Default on COPs is uncommon but not unheard of. When a municipality faces severe stress—a pension crisis, a tax-base collapse, mismanagement—it may default on both bonds and COPs. In the early 2000s, some school districts and municipalities worked through COP defaults, often by re-leasing the asset at a different cost or renegotiating terms. Recovery rates have been mixed; investors in subordinated COPs have sometimes lost 20–30% or more.

COPs versus bonds: the comparison

From an issuer’s standpoint, COPs are attractive if:

  • The public wants infrastructure but won’t approve a bond.
  • The municipality is at its debt limit but not its lease capacity.
  • The asset is not truly permanent (it’ll be replaced in 15 years anyway).

From an investor’s standpoint, COPs are less attractive than comparable-rated general-obligation municipal-bond debt, because:

  • The asset underlying a COP can deteriorate, leaving investors with collateral worth less than the debt.
  • COPs are legally junior to the municipality’s general obligations.
  • They introduce structural complexity (trustee, lessor).

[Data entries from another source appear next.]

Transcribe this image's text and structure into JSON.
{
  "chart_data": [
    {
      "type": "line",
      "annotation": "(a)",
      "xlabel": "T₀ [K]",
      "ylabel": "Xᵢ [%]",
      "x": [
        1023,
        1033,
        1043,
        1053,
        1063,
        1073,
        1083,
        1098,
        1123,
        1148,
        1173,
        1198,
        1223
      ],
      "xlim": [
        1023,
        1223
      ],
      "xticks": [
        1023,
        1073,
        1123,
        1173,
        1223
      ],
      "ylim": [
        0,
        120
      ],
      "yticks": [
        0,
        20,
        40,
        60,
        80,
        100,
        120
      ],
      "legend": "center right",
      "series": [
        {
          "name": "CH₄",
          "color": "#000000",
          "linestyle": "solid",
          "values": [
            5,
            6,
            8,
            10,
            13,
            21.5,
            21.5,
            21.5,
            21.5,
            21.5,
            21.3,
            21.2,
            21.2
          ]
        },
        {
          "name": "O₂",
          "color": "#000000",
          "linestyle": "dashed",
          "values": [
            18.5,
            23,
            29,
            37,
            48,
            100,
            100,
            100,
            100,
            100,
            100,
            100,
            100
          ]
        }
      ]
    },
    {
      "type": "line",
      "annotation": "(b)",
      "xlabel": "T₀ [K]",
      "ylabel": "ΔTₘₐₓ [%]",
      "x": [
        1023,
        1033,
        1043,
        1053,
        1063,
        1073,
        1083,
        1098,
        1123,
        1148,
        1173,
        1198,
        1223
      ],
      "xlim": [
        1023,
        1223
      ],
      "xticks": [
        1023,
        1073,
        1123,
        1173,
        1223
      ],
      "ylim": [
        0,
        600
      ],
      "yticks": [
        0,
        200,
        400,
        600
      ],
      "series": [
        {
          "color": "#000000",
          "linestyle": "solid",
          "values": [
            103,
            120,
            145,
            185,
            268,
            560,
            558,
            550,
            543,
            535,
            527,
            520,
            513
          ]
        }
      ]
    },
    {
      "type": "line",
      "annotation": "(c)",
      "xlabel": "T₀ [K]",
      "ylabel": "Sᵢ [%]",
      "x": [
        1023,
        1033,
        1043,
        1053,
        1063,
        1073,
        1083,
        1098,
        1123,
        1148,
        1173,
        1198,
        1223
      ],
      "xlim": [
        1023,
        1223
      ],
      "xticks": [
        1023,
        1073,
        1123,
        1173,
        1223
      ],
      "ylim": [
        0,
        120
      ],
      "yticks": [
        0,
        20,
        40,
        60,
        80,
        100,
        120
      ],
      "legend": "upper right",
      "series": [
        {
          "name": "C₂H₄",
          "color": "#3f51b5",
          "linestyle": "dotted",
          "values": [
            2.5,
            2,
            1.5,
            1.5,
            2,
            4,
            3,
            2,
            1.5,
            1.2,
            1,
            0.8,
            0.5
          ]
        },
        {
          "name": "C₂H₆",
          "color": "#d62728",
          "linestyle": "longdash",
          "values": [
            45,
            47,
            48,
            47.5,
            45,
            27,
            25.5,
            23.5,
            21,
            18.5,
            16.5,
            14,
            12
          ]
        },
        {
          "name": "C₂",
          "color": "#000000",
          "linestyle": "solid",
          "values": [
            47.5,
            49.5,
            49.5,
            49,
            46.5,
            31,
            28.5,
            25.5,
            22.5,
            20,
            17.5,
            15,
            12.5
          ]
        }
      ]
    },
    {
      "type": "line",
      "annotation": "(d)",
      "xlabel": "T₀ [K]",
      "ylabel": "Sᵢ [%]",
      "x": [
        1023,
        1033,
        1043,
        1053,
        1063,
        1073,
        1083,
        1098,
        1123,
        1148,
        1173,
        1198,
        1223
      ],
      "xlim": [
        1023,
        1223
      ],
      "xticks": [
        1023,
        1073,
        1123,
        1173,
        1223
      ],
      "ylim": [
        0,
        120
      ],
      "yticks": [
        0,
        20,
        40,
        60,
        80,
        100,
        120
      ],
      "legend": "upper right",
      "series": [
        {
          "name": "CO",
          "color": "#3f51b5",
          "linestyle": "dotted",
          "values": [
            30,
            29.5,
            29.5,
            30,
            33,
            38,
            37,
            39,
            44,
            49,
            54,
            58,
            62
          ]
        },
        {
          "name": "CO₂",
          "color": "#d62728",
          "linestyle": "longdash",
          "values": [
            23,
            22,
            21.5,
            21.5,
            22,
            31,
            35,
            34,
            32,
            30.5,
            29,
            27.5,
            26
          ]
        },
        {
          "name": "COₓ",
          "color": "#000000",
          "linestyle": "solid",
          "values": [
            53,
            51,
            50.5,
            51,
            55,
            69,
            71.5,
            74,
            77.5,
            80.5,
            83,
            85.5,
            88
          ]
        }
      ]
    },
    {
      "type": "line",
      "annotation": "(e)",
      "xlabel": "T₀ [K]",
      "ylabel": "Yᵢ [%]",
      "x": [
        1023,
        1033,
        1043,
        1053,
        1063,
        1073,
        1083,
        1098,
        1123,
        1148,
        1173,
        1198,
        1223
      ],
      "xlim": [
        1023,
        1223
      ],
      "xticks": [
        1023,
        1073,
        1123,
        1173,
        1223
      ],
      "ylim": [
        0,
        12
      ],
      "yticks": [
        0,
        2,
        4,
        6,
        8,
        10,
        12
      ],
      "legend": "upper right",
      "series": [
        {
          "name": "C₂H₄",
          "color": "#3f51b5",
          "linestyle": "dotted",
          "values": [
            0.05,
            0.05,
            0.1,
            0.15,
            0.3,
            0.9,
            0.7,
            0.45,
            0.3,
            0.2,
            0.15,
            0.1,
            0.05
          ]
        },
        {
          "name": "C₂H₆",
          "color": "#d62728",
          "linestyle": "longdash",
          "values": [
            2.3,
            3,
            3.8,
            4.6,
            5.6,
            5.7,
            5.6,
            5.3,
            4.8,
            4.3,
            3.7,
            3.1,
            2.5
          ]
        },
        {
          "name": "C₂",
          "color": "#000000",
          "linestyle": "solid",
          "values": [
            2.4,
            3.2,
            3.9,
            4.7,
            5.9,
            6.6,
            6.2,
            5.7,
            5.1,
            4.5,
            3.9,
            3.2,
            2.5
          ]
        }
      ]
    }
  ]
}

But COPs can offer yield pickup for investors willing to accept the trade-off, and they serve the public interest by enabling infrastructure when political constraints block bond votes.

The modern landscape

The COP market is stable but not expanding rapidly. States have tightened rules around debt-limit avoidance, and credit-rating agencies now require clearer disclosure of COP-equivalent debt when rating an issuer. The low interest-rate environment of the 2010s reduced the financial pressure that made COPs attractive; municipalities had easier access to cheap bond financing.

But COPs remain a fixture of municipal finance. A school district might still prefer a $50 million COP to a five-year wait for a bond referendum. A city might use a COP for a utility project to avoid reducing the debt capacity available for other uses.